Imagina, eu comecei a ficar o Ever em 2015. Comecei a ganhar bué seguidores do nada. Antes disso tinha tipo 300. De repente, em 2015, fiquei com 1000, depois 2000… Os meus amigos diziam “fodasse, estás a ficar bué famoso.” “Eu não estou a fazer nada dread. Estão a dizer que um gajo é famoso mas eu só faço vídeos bem à toa, em casa a brincar.” E eles “ah, mas tem piada, faz a tua cena.” É ai que crio um canal no YouTube.
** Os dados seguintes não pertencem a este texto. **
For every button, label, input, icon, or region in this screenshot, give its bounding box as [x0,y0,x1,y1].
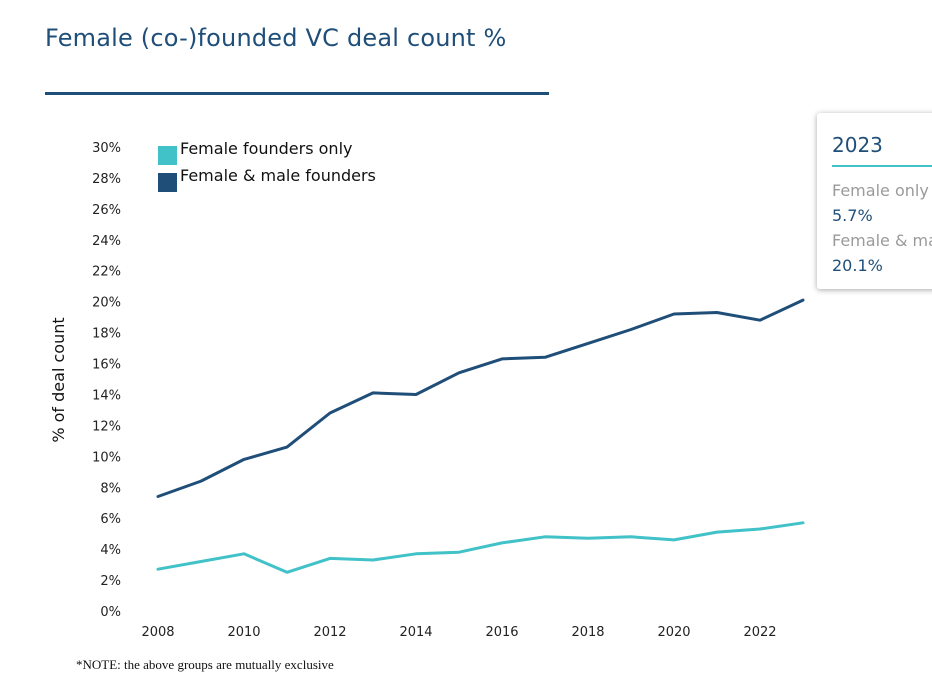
tooltip-label-female-male: Female & male founders [832,231,932,250]
y-tick-label: 14% [92,388,121,403]
legend: Female founders only Female & male founde… [158,139,376,192]
y-tick-label: 30% [92,141,121,156]
hover-tooltip: 2023 Female only 5.7% Female & male foun… [817,113,932,289]
tooltip-divider [832,165,932,167]
y-tick-label: 10% [92,450,121,465]
y-tick-label: 18% [92,327,121,342]
tooltip-year: 2023 [832,133,883,157]
tooltip-value-female-male: 20.1% [832,256,883,275]
x-tick-label: 2016 [485,625,518,640]
legend-swatch [158,173,177,192]
y-tick-label: 4% [100,543,121,558]
tooltip-value-female-only: 5.7% [832,206,873,225]
y-tick-label: 2% [100,574,121,589]
series-lines [156,298,805,574]
tooltip-label-female-only: Female only [832,181,929,200]
y-axis-ticks: 0% 2% 4% 6% 8% 10% 12% 14% 16% 18% 20% 22% 24% 26% 28%… [92,141,121,620]
legend-label: Female & male founders [180,166,376,185]
x-tick-label: 2018 [571,625,604,640]
y-tick-label: 28% [92,172,121,187]
y-tick-label: 24% [92,234,121,249]
y-tick-label: 6% [100,512,121,527]
footnote: *NOTE: the above groups are mutually exc… [76,657,334,672]
y-tick-label: 26% [92,203,121,218]
x-tick-label: 2020 [657,625,690,640]
series-line-female-only [156,521,805,574]
y-tick-label: 22% [92,265,121,280]
y-tick-label: 8% [100,481,121,496]
x-tick-label: 2008 [141,625,174,640]
y-axis-label: % of deal count [49,317,68,442]
legend-swatch [158,146,177,165]
y-tick-label: 16% [92,358,121,373]
legend-label: Female founders only [180,139,352,158]
x-tick-label: 2022 [743,625,776,640]
y-tick-label: 20% [92,296,121,311]
x-tick-label: 2012 [313,625,346,640]
x-tick-label: 2014 [399,625,432,640]
series-line-female-male [156,298,805,498]
y-tick-label: 12% [92,419,121,434]
x-axis-ticks: 2008 2010 2012 2014 2016 2018 2020 2022 [141,625,776,640]
y-tick-label: 0% [100,605,121,620]
chart-title: Female (co-)founded VC deal count % [45,24,507,52]
title-underline [45,92,549,95]
x-tick-label: 2010 [227,625,260,640]
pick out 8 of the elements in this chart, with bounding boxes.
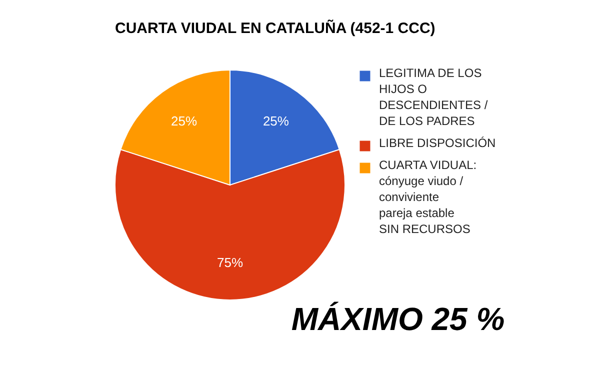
chart-title: CUARTA VIUDAL EN CATALUÑA (452-1 CCC) [115,19,436,37]
data-label: 75% [216,255,244,270]
legend-label: CUARTA VIDUAL: cónyuge viudo / conviviente pareja estable SIN RECURSOS [379,158,477,236]
data-label: 25% [171,114,198,129]
legend-label: LEGITIMA DE LOS HIJOS O DESCENDIENTES / DE LOS PADRES [379,66,488,128]
data-label: 25% [262,114,290,129]
legend-label: LIBRE DISPOSICIÓN [379,136,496,150]
text: MÁXIMO 25 % [291,301,505,337]
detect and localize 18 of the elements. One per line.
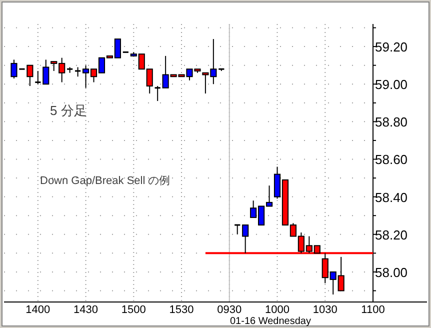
x-tick-label: 0930 bbox=[217, 304, 242, 316]
annotation: Down Gap/Break Sell の例 bbox=[40, 175, 170, 187]
x-tick-label: 1400 bbox=[26, 304, 50, 316]
text: 01-16 Wednesday bbox=[230, 316, 311, 327]
x-tick-label: 1030 bbox=[312, 304, 338, 316]
y-tick-label: 58.80 bbox=[375, 114, 408, 130]
x-tick-label: 1500 bbox=[121, 304, 146, 316]
y-tick-label: 59.20 bbox=[375, 40, 408, 55]
annotation: 5 分足 bbox=[50, 103, 87, 118]
x-tick-label: 1530 bbox=[169, 304, 194, 316]
y-tick-label: 58.20 bbox=[375, 227, 408, 242]
x-tick-label: 1430 bbox=[74, 304, 98, 316]
y-tick-label: 58.40 bbox=[375, 190, 408, 205]
x-tick-label: 1000 bbox=[265, 304, 290, 316]
y-tick-label: 58.00 bbox=[375, 264, 408, 280]
x-tick-label: 1100 bbox=[361, 304, 385, 316]
y-tick-label: 59.00 bbox=[375, 77, 408, 92]
y-tick-label: 58.60 bbox=[375, 152, 408, 168]
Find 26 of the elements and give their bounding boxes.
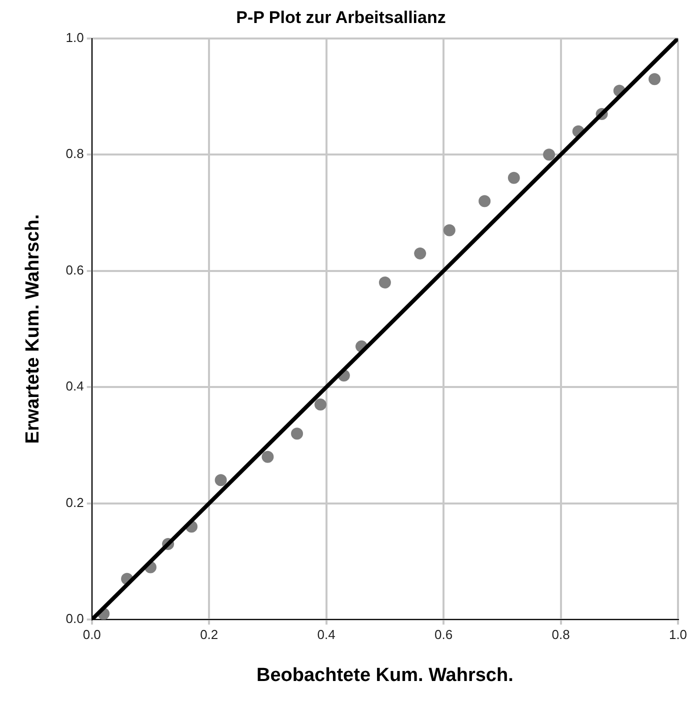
y-tick-label: 0.2 [66, 494, 84, 510]
y-tick-label: 0.0 [66, 611, 84, 626]
chart-title: P-P Plot zur Arbeitsallianz [236, 8, 446, 27]
x-tick-label: 0.4 [317, 626, 336, 642]
point [414, 247, 426, 260]
y-tick-label: 0.4 [66, 378, 84, 394]
point [478, 195, 491, 208]
x-tick-label: 0.6 [434, 626, 453, 642]
point [378, 276, 391, 289]
x-axis-title: Beobachtete Kum. Wahrsch. [256, 664, 514, 686]
y-tick-label: 0.6 [66, 262, 84, 278]
point [443, 224, 456, 236]
x-tick-label: 1.0 [668, 626, 688, 642]
point [508, 172, 520, 184]
y-axis-title: Erwartete Kum. Wahrsch. [22, 214, 44, 444]
x-tick-label: 0.2 [200, 626, 218, 642]
point [648, 73, 661, 86]
point [262, 450, 274, 463]
x-tick-label: 0.8 [552, 626, 570, 642]
point [214, 474, 227, 486]
x-tick-label: 0.0 [82, 626, 101, 642]
y-tick-label: 1.0 [66, 30, 84, 45]
y-tick-label: 0.8 [66, 146, 84, 162]
point [291, 428, 304, 440]
point [314, 398, 326, 411]
point [543, 148, 556, 161]
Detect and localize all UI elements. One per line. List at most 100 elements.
Depois em 2016 conheci um puto que cantava bué, que era o Lostnot. Ouvi os sons do gajo e “fodasse, esse puto canta bué.” Eu também sempre curti bué de música. Sempre ouvi bué hip hop tuga. Man, eu sou aquele gajo que conhece hip hop tuga à vontade! Nem ouvia trap, sinceramente. Na altura não curtia desses mambos. Os meus tropas ouviam bué trap e eu às vezes tirava e metia Dealema [risos]. Depois comecei a prestar mais atenção às cenas de trap. Não ouvia sozinho em casa, era de estar com os meus amigos. Um gajo cantava os ad-libs e assim. Às tantas apercebo-me “fogo, esse mambo está bué pesado.” Entretanto a malta começa a cantar bué os sons desse meu tropa. O gajo quase nunca lançava nada mas nós ouvíamos na mesma. Pensei “vou comprar um mic e umas cenas, mexer nesse programa ali e fazer umas coisas assim de leve.” Isto em 2017, mais ou menos. Comecei a experimentar e fazia bué sons. Juntei-me a esse meu puto… Eu ainda era o Ever que não dizia a ninguém que gravava música! Não droppava nada, só treinava. Manter a cena lowkey. Criei a minha vibe mas acabei por não lançar nada porque não tinha uma plataforma, não tinha dinheiro para investir em videoclipes e também nem percebia assim muito das coisas. E ainda bem que não o fiz. Eu só sabia mesmo gravar e mexer um bocado no programa. Gravava no Adobe Audition, só para tu veres. A primeira vez que eu fui gravar mesmo a sério foi quando conheci um tropa de um tropa meu que tinha um estúdio em Odivelas. Fui a casa dele e gravei o meu primeiro som, chamava-se “Sozinho” e tudo. Esse meu tropa, o Ruben, também cantava e curtiu bué da minha cena. “Mano tens talento, cantas bué, estás à vontade para me dar o toque para vir aí.” Fui lá mais umas duas vezes. O gajo também tinha um mic USB e ensinou-me a mexer mais ou menos no programa. Foi depois disso que eu comprei o meu próprio mic USB e comecei as minhas cenas em casa.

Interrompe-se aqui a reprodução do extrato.